La question est alors de savoir comment les calculs efficaces se forment ? Il parait illogiques qu'il se forment par une exploration stupide (c'est un peu comme construire une voiture : on ne le fait pas par des mouvements aléatoires du corps). Donc les calculs efficaces viennent de constructions. Mais alors dans ces calculs réalisant des calculs efficaces, quelle est la part dédiées à l'amélioration de l'efficacité ?
Si on fait l'hypothèse de l'intelligence pérenne, on constate que la part dédiée à l'amélioration de l'efficacité est de plus en plus grande. Et donc on déduit que notre univers se trouve dans un calcul de recherche d'efficacité.

Importance de l'ordre d'apparition des formules à calculer ?

On se place dans le cas d'une définition simple des calculs d'exploration et on voit si l'ordre d'apparition a un impact sur l'évaluation de l'éfficacité.

Imaginons par exemple un calcul d'exploration qui n'utilise pas "distribute" mais les notations de fonctions.
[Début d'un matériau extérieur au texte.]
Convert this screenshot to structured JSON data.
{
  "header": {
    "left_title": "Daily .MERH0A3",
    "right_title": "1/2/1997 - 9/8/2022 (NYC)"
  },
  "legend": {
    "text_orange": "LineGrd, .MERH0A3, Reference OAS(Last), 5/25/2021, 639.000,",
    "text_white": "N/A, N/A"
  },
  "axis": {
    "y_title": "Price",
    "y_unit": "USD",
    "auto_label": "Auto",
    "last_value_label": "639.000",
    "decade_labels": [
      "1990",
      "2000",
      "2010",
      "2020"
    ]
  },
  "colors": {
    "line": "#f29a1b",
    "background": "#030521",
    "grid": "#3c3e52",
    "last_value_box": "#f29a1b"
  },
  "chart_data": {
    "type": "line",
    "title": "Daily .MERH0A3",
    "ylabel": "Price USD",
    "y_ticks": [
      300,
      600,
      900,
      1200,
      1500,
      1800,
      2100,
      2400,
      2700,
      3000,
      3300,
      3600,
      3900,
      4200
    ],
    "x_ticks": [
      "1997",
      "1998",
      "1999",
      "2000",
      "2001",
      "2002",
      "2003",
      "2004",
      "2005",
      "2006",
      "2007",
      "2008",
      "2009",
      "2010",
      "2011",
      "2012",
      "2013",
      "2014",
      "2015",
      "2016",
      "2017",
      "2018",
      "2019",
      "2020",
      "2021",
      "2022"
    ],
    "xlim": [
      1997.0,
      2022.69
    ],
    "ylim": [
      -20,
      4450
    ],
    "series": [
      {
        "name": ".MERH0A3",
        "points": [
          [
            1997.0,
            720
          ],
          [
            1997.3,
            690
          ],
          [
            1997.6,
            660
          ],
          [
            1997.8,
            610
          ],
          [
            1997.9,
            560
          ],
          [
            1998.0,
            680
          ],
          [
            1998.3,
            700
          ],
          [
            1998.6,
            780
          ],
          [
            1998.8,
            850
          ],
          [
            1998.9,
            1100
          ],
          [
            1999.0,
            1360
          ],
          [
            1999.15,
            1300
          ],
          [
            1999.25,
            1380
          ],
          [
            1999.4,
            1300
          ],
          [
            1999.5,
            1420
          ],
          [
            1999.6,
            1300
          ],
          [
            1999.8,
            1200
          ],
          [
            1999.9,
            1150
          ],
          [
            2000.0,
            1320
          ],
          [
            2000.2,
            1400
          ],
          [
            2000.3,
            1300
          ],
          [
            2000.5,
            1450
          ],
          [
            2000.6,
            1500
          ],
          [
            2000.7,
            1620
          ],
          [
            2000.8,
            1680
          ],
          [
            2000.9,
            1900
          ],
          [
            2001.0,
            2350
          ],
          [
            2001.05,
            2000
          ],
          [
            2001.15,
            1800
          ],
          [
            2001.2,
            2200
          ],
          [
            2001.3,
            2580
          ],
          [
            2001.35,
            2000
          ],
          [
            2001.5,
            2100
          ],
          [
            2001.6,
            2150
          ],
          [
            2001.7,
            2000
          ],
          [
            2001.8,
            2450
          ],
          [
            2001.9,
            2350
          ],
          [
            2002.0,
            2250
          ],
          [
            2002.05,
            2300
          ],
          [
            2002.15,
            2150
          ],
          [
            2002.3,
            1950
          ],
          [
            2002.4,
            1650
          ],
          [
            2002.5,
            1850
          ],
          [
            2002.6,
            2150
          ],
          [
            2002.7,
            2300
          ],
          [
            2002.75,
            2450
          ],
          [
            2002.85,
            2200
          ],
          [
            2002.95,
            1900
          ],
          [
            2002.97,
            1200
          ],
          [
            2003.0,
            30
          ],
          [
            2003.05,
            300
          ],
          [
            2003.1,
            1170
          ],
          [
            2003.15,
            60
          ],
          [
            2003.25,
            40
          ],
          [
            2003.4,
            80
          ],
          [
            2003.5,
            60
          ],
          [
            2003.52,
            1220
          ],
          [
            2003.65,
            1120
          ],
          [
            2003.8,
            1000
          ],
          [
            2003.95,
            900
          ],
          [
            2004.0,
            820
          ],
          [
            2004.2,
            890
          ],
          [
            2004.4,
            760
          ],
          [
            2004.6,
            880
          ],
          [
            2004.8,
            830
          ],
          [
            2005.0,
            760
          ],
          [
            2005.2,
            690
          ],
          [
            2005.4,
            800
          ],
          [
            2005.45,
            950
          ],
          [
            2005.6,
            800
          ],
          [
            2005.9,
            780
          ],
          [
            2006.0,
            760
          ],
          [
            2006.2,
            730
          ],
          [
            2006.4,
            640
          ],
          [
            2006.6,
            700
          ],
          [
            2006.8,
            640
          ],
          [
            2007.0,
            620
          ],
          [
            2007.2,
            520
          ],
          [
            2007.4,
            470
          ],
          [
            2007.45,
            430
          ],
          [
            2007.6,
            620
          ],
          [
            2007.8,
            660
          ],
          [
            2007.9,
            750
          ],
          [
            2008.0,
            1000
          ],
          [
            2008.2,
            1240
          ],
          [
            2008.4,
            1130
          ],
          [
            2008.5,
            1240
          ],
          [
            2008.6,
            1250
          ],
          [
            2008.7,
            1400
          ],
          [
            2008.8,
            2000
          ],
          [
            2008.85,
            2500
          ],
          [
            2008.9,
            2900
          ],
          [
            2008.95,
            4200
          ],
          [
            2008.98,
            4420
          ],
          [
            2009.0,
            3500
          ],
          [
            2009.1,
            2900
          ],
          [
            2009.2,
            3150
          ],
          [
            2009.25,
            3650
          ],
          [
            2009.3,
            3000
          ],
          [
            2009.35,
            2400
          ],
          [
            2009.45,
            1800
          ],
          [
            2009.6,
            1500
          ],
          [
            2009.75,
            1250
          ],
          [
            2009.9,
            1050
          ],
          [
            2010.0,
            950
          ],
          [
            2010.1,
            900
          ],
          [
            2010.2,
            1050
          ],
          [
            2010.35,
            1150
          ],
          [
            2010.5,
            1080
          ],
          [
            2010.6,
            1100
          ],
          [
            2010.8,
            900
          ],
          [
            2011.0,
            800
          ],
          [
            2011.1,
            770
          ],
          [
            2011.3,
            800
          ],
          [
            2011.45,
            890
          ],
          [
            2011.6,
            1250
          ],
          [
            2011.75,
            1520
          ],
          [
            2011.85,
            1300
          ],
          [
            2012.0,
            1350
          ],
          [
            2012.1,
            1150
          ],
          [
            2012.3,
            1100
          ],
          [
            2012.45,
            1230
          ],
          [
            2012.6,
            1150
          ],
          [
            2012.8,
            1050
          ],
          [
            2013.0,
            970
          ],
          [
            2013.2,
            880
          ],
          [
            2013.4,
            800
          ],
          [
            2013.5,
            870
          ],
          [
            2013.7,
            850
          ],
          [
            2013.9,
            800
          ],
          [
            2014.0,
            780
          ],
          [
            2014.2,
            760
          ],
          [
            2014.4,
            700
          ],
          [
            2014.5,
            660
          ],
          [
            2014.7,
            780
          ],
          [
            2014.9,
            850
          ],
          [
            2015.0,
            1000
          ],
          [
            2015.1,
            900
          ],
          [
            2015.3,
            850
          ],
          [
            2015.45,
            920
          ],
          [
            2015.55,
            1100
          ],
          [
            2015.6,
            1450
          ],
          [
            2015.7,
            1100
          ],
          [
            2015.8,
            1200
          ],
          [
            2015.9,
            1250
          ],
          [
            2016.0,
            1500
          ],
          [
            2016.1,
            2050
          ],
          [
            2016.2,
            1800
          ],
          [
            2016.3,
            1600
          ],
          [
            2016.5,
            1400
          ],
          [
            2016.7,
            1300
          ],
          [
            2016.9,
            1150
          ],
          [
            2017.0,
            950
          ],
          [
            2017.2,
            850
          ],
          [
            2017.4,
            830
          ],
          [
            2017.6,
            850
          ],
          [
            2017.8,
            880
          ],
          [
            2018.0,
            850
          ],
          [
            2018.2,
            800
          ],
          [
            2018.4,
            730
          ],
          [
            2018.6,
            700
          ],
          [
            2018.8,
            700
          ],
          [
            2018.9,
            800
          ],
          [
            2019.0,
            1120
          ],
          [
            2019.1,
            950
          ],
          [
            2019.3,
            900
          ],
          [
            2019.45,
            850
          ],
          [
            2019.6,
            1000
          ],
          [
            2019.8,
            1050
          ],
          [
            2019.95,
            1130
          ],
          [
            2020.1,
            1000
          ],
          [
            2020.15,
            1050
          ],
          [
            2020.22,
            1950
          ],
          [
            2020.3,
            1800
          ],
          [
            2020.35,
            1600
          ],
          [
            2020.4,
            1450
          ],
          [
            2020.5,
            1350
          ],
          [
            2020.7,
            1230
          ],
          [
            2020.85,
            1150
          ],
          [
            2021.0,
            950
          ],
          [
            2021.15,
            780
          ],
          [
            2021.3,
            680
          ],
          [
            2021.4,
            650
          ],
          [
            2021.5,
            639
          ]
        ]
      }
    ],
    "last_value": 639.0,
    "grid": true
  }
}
Elle aura un ordre naturel d'apparition différent de "everything". Comment alors produire l'arbre des calculs comme everything ? Il faut pour chaque formule f de l'arbre comme everything traduire f en une formule g adaptée à notre nouveau calcul d'exploration.
Donc si un système de case est utilisé pour ne pas calculer en double, et si la traduction n'est pas trop couteuse, alors l'efficacité du calcul n'est pas trop impacté par la partie traduction. En général une traduction a un impact non exponentiel.